- Born: Kanai Sheikh 8 March 1809 Labutala Madhabpur village, Jhenaidah District, Bengal Presidency, British India
- Died: 12 July 1889 (aged 80)

= Pagla Kanai =

Bengali philosopher and mystic poet (1803–1892)

Pagla Kanai (8 March 1809 – 12 July 1889) was a Bengali mystic folk singer. His songs were in the genre of Jari, Dhua, Pala Gaan, Kobi Gaan, Murshidi, Marfati and Islamic. He was notable for developing a Jari form, called Dhuajari, in which an incident is narrated in a rhythmic tone. He was contemporary of another folk singer Lalon.

==Early life==
Kanai was born as Kanai Sheikh to Kuron Sheikh and Momena Khatun in Jhenaidah District. He had two younger siblings, Uzzal Sheikh and Shornari. Afterh the death of his father, Momena moved to a relative's house at Chewniya village, Kaliganj Upazila.
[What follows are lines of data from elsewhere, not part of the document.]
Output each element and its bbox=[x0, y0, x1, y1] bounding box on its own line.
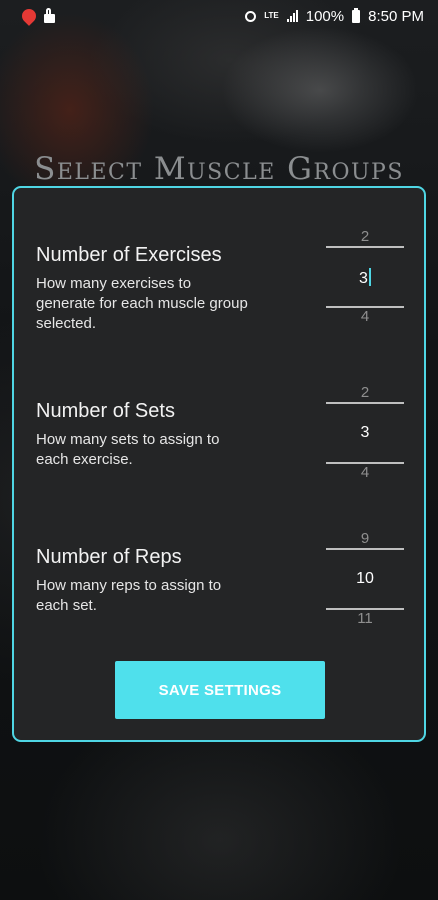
settings-panel: Number of Exercises How many exercises t… bbox=[12, 186, 426, 742]
setting-sets: Number of Sets How many sets to assign t… bbox=[14, 384, 424, 500]
picker-next-value[interactable]: 4 bbox=[326, 308, 404, 325]
setting-title: Number of Exercises bbox=[36, 244, 222, 266]
setting-description: How many sets to assign to each exercise… bbox=[36, 431, 220, 468]
text-cursor bbox=[368, 268, 371, 286]
lte-label: LTE bbox=[264, 11, 279, 20]
picker-next-value[interactable]: 4 bbox=[326, 464, 404, 481]
picker-divider bbox=[326, 402, 404, 404]
picker-current-value[interactable]: 10 bbox=[326, 570, 404, 588]
setting-title: Number of Reps bbox=[36, 546, 182, 568]
reps-number-picker[interactable]: 9 10 11 bbox=[326, 530, 404, 630]
exercises-number-picker[interactable]: 2 3 4 bbox=[326, 228, 404, 328]
picker-next-value[interactable]: 11 bbox=[326, 610, 404, 627]
clock: 8:50 PM bbox=[368, 7, 424, 25]
picker-divider bbox=[326, 548, 404, 550]
picker-prev-value[interactable]: 9 bbox=[326, 530, 404, 547]
setting-exercises: Number of Exercises How many exercises t… bbox=[14, 228, 424, 344]
page-title: Select Muscle Groups bbox=[34, 151, 404, 187]
setting-title: Number of Sets bbox=[36, 400, 175, 422]
picker-current-value[interactable]: 3 bbox=[326, 424, 404, 442]
setting-reps: Number of Reps How many reps to assign t… bbox=[14, 530, 424, 646]
signal-icon bbox=[286, 10, 298, 22]
picker-current-value[interactable]: 3 bbox=[326, 268, 404, 288]
picker-divider bbox=[326, 246, 404, 248]
picker-prev-value[interactable]: 2 bbox=[326, 228, 404, 245]
sets-number-picker[interactable]: 2 3 4 bbox=[326, 384, 404, 484]
setting-description: How many exercises to generate for each … bbox=[36, 275, 248, 332]
setting-description: How many reps to assign to each set. bbox=[36, 577, 222, 614]
lock-icon bbox=[44, 8, 55, 23]
battery-percent: 100% bbox=[305, 7, 345, 25]
picker-prev-value[interactable]: 2 bbox=[326, 384, 404, 401]
battery-icon bbox=[352, 7, 361, 23]
save-settings-button[interactable]: SAVE SETTINGS bbox=[115, 661, 325, 719]
status-bar: LTE 100% 8:50 PM bbox=[0, 0, 438, 32]
location-pin-icon bbox=[19, 6, 39, 26]
alarm-icon bbox=[245, 10, 257, 22]
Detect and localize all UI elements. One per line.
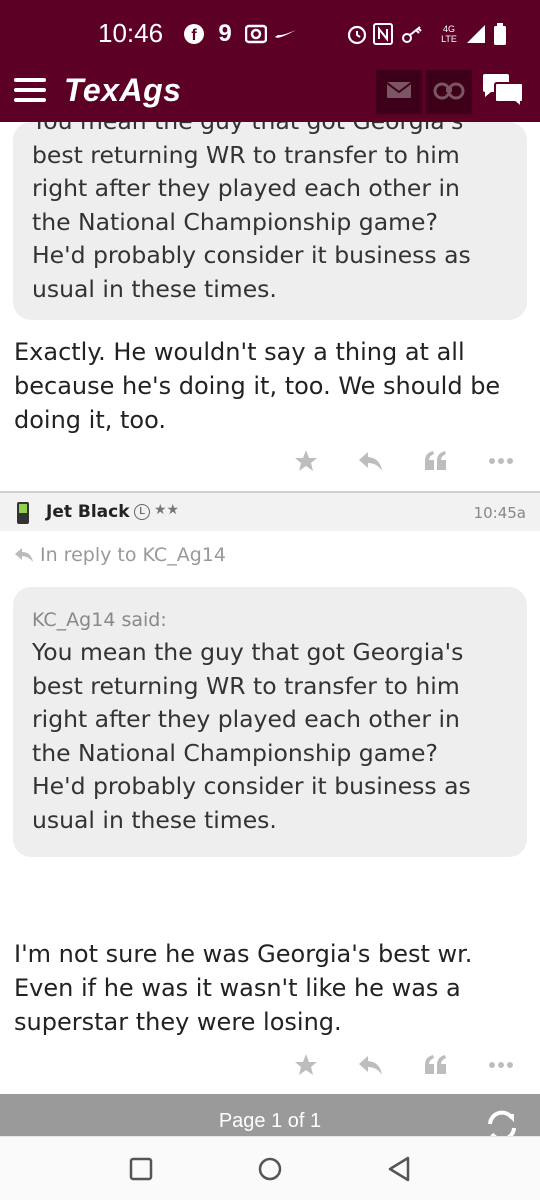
reply-icon[interactable] [356, 446, 386, 476]
post-header: Jet Black L ★★ 10:45a [0, 491, 540, 531]
reply-icon[interactable] [356, 1050, 386, 1080]
camera-icon [244, 22, 268, 46]
quote-icon[interactable] [421, 446, 451, 476]
system-nav-bar [0, 1136, 540, 1200]
facebook-icon: f [182, 22, 206, 46]
status-bar: 10:46 f 9 4G LTE [0, 0, 540, 64]
svg-text:f: f [191, 27, 197, 44]
post-actions [291, 446, 516, 476]
pagination-bar: Page 1 of 1 [0, 1094, 540, 1142]
recents-icon[interactable] [129, 1157, 153, 1185]
in-reply-to-link[interactable]: In reply to KC_Ag14 [14, 544, 226, 566]
post-body: I'm not sure he was Georgia's best wr. E… [14, 940, 473, 1036]
chat-icon [481, 73, 525, 113]
quote-text: You mean the guy that got Georgia's best… [32, 122, 471, 303]
messages-button[interactable] [376, 70, 422, 114]
quote-icon[interactable] [421, 1050, 451, 1080]
author-name[interactable]: Jet Black [46, 502, 130, 522]
app-header: TexAgs [0, 64, 540, 122]
home-icon[interactable] [257, 1156, 283, 1186]
post-time: 10:45a [473, 504, 526, 522]
post-actions [291, 1050, 516, 1080]
alarm-icon [346, 22, 368, 46]
site-logo[interactable]: TexAgs [64, 72, 181, 109]
watch-button[interactable] [426, 70, 472, 114]
quote-block: You mean the guy that got Georgia's best… [13, 122, 527, 320]
nine-app-icon: 9 [218, 20, 232, 47]
page-indicator[interactable]: Page 1 of 1 [0, 1110, 540, 1133]
star-icon[interactable] [291, 446, 321, 476]
quote-text: You mean the guy that got Georgia's best… [32, 638, 471, 834]
phone-device-icon [16, 501, 30, 529]
nfc-icon [372, 22, 394, 46]
chat-button[interactable] [480, 72, 526, 114]
quote-attribution: KC_Ag14 said: [32, 609, 167, 631]
battery-icon [492, 22, 508, 46]
network-type-icon: 4G LTE [441, 24, 457, 44]
menu-icon[interactable] [14, 78, 46, 104]
author-stars: ★★ [154, 502, 180, 518]
more-icon[interactable] [486, 446, 516, 476]
status-time: 10:46 [98, 18, 164, 48]
more-icon[interactable] [486, 1050, 516, 1080]
post-body: Exactly. He wouldn't say a thing at all … [14, 338, 501, 434]
binoculars-icon [433, 80, 465, 104]
back-icon[interactable] [387, 1156, 411, 1186]
quote-block: KC_Ag14 said: You mean the guy that got … [13, 587, 527, 857]
star-icon[interactable] [291, 1050, 321, 1080]
mail-icon [386, 80, 412, 104]
author-badge: L [134, 504, 150, 520]
key-icon [400, 22, 426, 46]
signal-icon [464, 22, 488, 46]
reply-arrow-icon [14, 547, 34, 563]
swoosh-icon [274, 22, 298, 46]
Kanai and Uzzal took up jobs as cowherds at the resident of Bhoros Mandal at Balarampur village, Harinakunda Upazila. Later, their sister Shornari took them to her husband's house.
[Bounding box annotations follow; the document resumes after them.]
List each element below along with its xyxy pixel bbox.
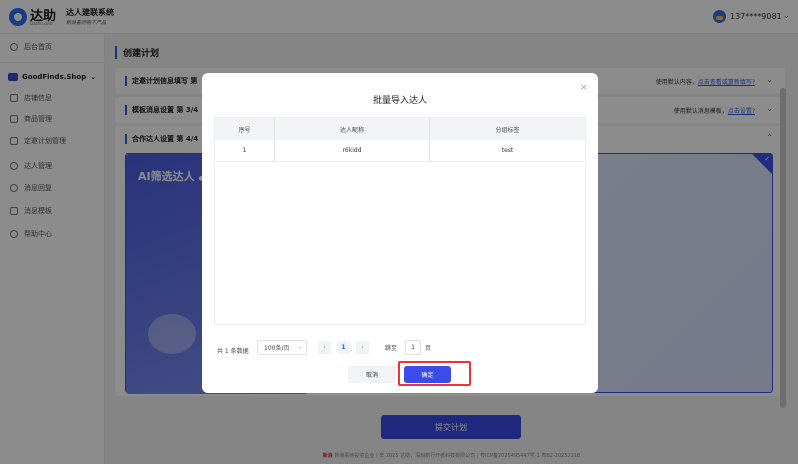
jump-label: 跳至	[385, 345, 398, 352]
column-header: 序号	[215, 118, 275, 140]
column-header: 达人昵称	[275, 118, 430, 140]
row-nickname: r6kidd	[275, 140, 430, 161]
table-row: 1 r6kidd test	[215, 140, 585, 162]
cancel-button[interactable]: 取消	[348, 366, 396, 383]
jump-suffix: 页	[425, 345, 432, 352]
influencer-table: 序号 达人昵称 分组标签 1 r6kidd test	[214, 117, 586, 325]
row-group: test	[501, 147, 514, 154]
next-page-button[interactable]: ›	[356, 341, 369, 354]
row-index: 1	[215, 140, 275, 161]
batch-import-modal: 批量导入达人 × 序号 达人昵称 分组标签 1 r6kidd test 共 1 …	[202, 73, 598, 393]
column-header: 分组标签	[495, 126, 520, 134]
page-1-button[interactable]: 1	[337, 341, 350, 354]
table-header: 序号 达人昵称 分组标签	[215, 118, 585, 140]
prev-page-button[interactable]: ‹	[318, 341, 331, 354]
modal-title: 批量导入达人	[372, 96, 427, 106]
jump-page-input[interactable]: 1	[405, 340, 421, 355]
close-icon[interactable]: ×	[580, 83, 588, 93]
page-size-select[interactable]: 100条/页 ⌄	[257, 340, 307, 355]
total-count: 共 1 条数据	[217, 347, 249, 355]
chevron-down-icon: ⌄	[297, 344, 302, 350]
highlight-box	[398, 361, 471, 386]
Kanai took a job as an indigo worker at the factory of the Chakrobarty family in Atharokhada, Magura District. He left the job soon after and toured around the country.

==Legacy==
Scholars including Mohammad Mansuruddin, Mazharul Islam, Abu Talib, Amin Uddin Shah, Durga Das Lahiri and Upendranath Bhattacharya collected Kanai's songs and conducted research on his life. Mazharul Islam included 240 of the songs in his book, Kobi Pagla Kanai (1959).

A 3-day folk festival is held on Kanai's birth anniversary, organized by Pagla Kanai Smriti Shangrakkhan Shangshad (PKSSS) in Berbari village, Jhenaidah District.